Abou Simbel c’est le temple qui a bercé nos cours d’histoire. Cette œuvre mégalomane du grand Ramsès 2 se dévoile à chaque coin de mur.

Du couronnement par Horus et Seth à la bataille de Kadesh. Des mille et une représentations du panthéon égyptien à son amour dédié à Nefertari.

Tout y est. Les cours d’histoire d’Anthony semble prendre vie sous ses yeux, le frisson s’installe. L’agencement des pièces, la juxtaposition des œuvres, tout prend une démesure qui donne le vertige. A 10 heures les touristes s’en vont. Abou Simbel est rien qu’à nous.

Le temps de s’imprégner des lieux, de figer dans notre mémoire la splendeur de ce site. Il est des souvenirs qui restent gravés à vie dans nos cœur et notre esprit. Pourvu que celui-ci ne nous quitte jamais.

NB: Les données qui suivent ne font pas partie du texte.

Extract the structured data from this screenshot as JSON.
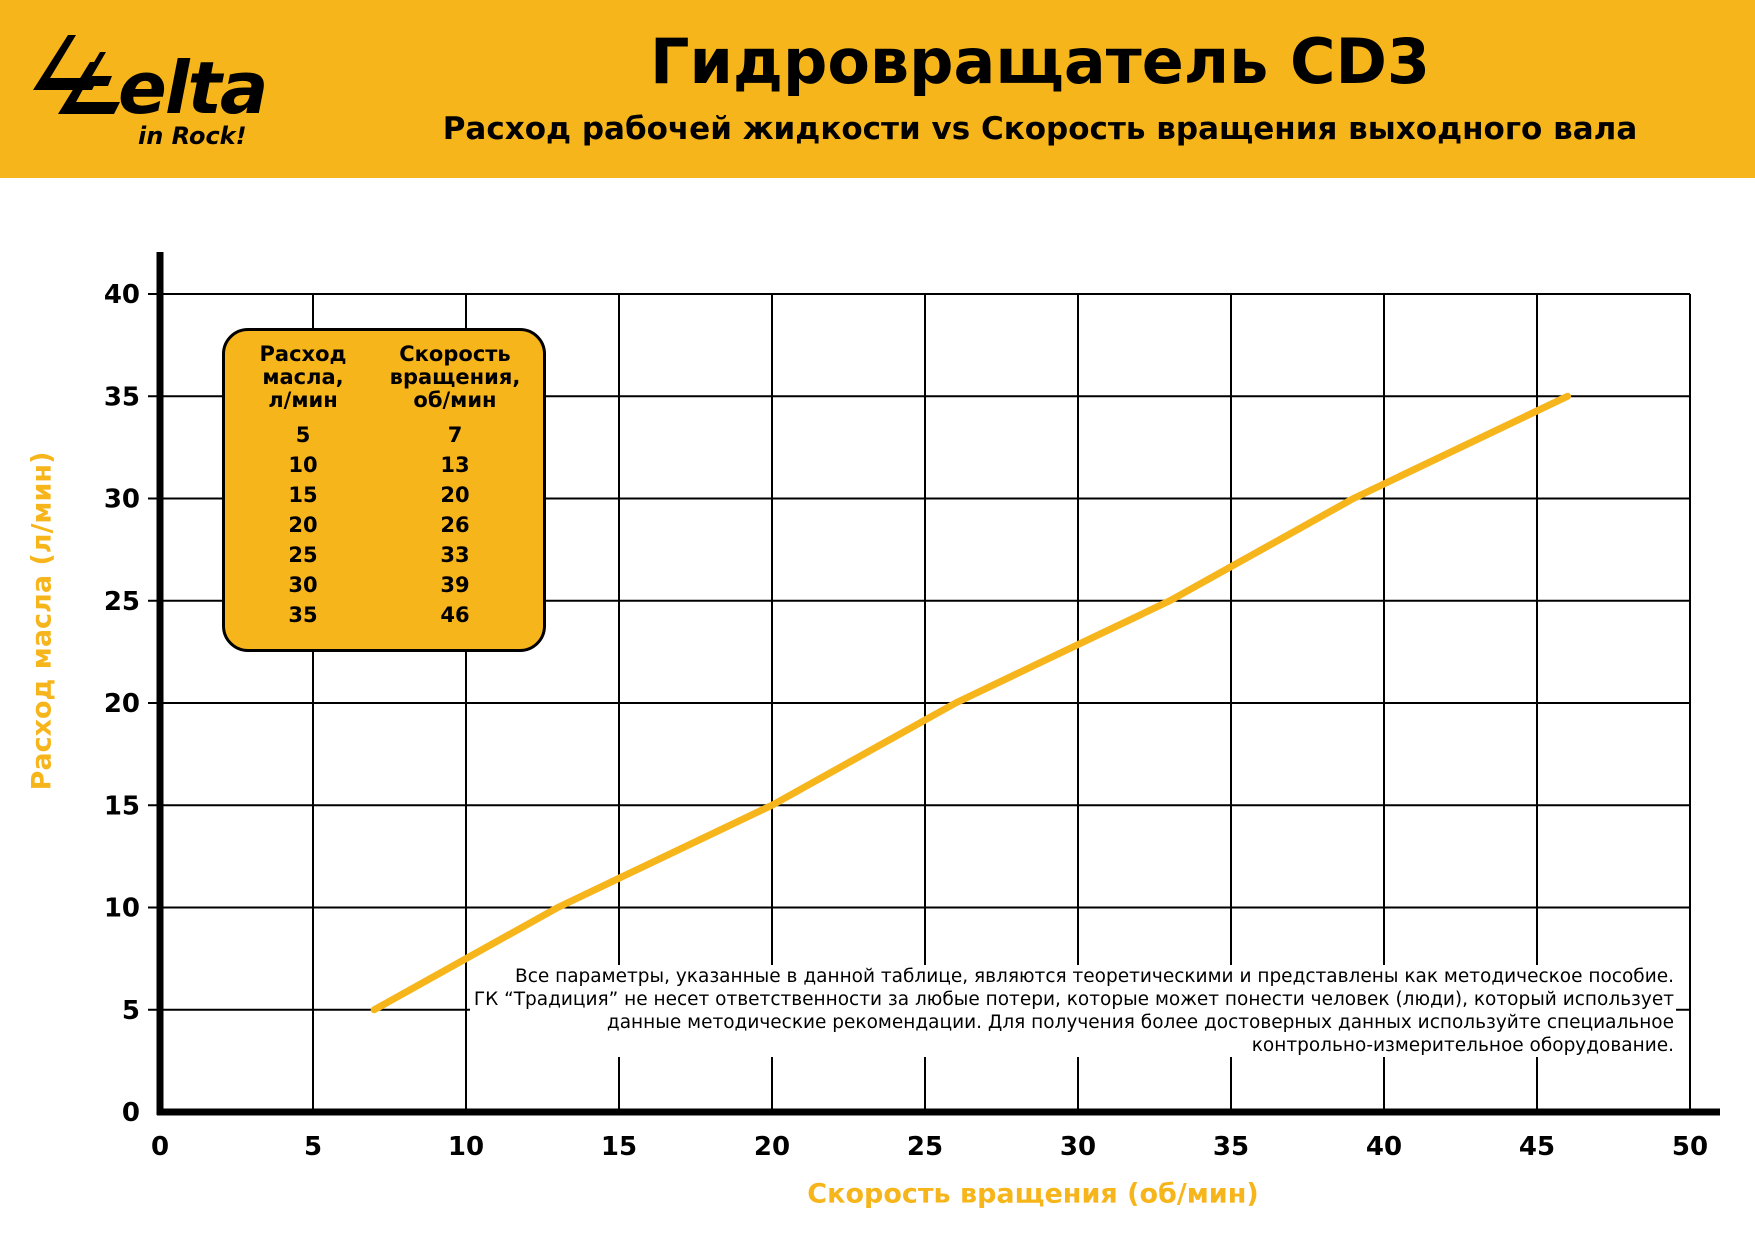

Sur le retour, la route dessine un grand mirage. Le sable se soulève des eaux et cette image semble restée fixée à l'horizon à mesure que nous avançons. 


Notre retour à Asouan se fera sur un bateau où nous logerons. Après un repas éclair, nous arpentons les rues secondaires de la ville jusqu'au souk où épices et tissus se vendent "moins cher que gratuit". C'est eux qui le disent. Les vendeurs sont polyglottes, ça tchatche pour les prix, ça achalande à tout va, ça observe avec insistance...il faut jouer le jeu et accepter pour se lâcher véritablement. Le retour au bateau nous permet de sympathiser avec des Français que nous avions déjà croisés. Le courant passe rapidement et nous nous permettons de retourner au souk le lendemain avec eux. 


Nous quittons Assouan vers 14h. Le bateau descend le Nil vers notre prochaine étape: Kol Ombo. La ville devient plus petite, nous quittons l'extrême Sud du pays, son peuple Nubien au son des appels à la prière.